Jean-Luc Nancy, Philippe Lacoue-Labarthe. O título da letra : uma leitura de Lacan. Tr. Sergio Joaquim de Almeida. São Paulo : Escuta, 1991.
APRESENTAÇÃO
POSICIONAMENTO
UM GIRO DE LEITURA
PRIMEIRA PARTE A LÓGICA DO SIGNIFICANTE
SEGUNDA PARTE A ESTRATÉGIA DO SIGNIFICANTE
Apresentação de Durval Checchinato
1. O título da letra constitui uma obra importante sob múltiplos aspectos, tanto por versar com precisão sobre a teoria do significante em Lacan quanto por sua publicação chegar em momento superoportuno para o movimento psicanalítico no Brasil, cuja situação, guardadas as proporções, corresponde à vivida na França quando do lançamento do livro, oferecendo uma ordenação teórica considerável sobre a função científica do significante na teoria e na clínica psicanalítica.
2. O livro estabelece precisões importantes que dirimem dúvidas quanto à barra e à resistência, propondo a leitura correta do algoritmo psicanalítico, sancionada pelo próprio Lacan, segundo a qual a resistência não provém do significado nem da significação, mas da própria barra, cuja importância reside em ser ela que institui o significante, sendo por isso mais relevante que a autonomização do significante descoberta por Lacan na clínica.
3. A apresentação deste livro coloca o apresentador em posição curiosa, visto que se trata de uma obra sobre o significante em Lacan elogiada pelo próprio Lacan em termos contundentemente positivos, apesar de seus autores não pertencerem ao círculo de intérpretes fiéis que participavam de seus seminários, sendo por isso apreciável o critério da longa interrupção elogiosa feita por Lacan no Seminário Encore.

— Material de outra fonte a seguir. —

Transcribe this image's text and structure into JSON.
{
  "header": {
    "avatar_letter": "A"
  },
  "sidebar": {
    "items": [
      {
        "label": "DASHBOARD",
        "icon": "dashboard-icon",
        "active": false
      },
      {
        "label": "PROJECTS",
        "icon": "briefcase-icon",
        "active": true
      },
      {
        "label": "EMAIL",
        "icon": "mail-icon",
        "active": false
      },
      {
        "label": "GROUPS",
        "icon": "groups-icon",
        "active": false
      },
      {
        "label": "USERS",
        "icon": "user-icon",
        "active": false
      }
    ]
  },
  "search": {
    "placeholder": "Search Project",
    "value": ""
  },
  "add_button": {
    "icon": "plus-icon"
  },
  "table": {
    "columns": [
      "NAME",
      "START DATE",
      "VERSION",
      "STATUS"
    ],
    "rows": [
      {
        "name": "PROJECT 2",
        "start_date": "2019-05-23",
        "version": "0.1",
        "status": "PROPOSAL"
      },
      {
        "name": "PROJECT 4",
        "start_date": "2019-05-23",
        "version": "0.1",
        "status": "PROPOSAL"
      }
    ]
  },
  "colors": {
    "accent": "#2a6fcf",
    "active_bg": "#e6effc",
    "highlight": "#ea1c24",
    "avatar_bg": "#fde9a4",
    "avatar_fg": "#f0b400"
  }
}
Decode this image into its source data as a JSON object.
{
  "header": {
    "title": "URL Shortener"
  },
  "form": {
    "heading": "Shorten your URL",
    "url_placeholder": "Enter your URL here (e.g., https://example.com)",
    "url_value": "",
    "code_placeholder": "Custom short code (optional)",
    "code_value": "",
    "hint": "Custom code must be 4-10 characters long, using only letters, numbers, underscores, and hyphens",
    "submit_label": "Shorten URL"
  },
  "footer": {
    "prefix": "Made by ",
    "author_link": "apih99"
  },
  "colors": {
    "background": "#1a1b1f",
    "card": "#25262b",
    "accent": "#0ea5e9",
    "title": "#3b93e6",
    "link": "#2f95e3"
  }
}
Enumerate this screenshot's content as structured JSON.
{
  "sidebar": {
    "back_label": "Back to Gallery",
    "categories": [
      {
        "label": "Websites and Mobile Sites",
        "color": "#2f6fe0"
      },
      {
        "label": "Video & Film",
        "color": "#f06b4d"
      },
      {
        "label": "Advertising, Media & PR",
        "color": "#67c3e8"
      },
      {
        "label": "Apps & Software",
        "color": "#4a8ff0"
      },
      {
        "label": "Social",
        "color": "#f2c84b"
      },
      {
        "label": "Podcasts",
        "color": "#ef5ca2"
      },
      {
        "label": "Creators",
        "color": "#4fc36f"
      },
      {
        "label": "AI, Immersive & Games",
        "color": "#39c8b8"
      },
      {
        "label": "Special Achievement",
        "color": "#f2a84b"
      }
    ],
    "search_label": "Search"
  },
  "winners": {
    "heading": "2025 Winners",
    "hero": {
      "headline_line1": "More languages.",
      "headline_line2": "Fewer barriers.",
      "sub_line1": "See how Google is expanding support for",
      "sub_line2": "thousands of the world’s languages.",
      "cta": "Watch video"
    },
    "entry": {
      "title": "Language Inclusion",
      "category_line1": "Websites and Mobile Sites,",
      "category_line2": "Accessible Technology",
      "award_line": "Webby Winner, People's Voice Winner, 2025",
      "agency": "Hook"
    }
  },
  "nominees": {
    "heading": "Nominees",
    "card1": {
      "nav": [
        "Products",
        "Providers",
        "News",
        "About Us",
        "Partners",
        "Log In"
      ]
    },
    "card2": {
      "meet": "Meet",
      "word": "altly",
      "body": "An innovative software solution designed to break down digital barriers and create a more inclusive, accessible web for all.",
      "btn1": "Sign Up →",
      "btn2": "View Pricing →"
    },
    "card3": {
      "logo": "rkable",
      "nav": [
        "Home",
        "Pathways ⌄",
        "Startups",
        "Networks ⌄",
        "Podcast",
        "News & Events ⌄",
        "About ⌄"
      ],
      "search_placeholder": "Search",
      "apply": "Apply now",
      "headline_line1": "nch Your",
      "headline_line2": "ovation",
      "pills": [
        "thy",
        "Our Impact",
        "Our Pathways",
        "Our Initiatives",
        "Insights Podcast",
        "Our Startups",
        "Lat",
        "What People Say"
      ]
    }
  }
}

4. Na página 93 do mesmo seminário, Lacan resume a mensagem do livro afirmando tratar-se de uma subordinação do signo em relação ao significante em tudo o que fora avançado.
5. É lamentável que Lacan tenha atribuído aos autores as piores intenções por terem escrito as últimas trinta páginas que ele leu em diagonal, uma vez que, tendo reconhecido a dependência de sua formação médica em relação a Clérambault e guardado o maior respeito pela pessoa de Freud, seu verdadeiro mestre em psicanálise, Lacan teve pouca humildade para reconhecer sua constante dependência de Martin Heidegger, sendo justamente essa dependência que os autores souberam evidenciar ao excluí-lo de um simplório heideggerismo e situá-lo no plano da verdade como desvelamento (aletheia).
6. Há momentos em que não se sabe se a leitura se encontra em Heidegger ou em Lacan, podendo os exemplos de identidade de pensamento entre ambos multiplicar-se à vontade.
7. Opina-se que não se devem colocar à parte essas trinta páginas, pois elas fazem jus à afirmação do próprio Lacan em A instância da letra, segundo a qual, ao falar de Heidegger ou ao traduzi-lo, esforça-se por deixar à palavra que ele profere sua significância soberana.
8. Não é outra, a considerar, a leitura que os autores fazem de Heidegger em Lacan, pois é a Heidegger, mais do que a Platão, Aristóteles, Kant, Hegel ou Descartes, que Lacan deve sua fundamentação filosófica do inconsciente, sustentada num tripé composto por Freud, Saussure e Heidegger.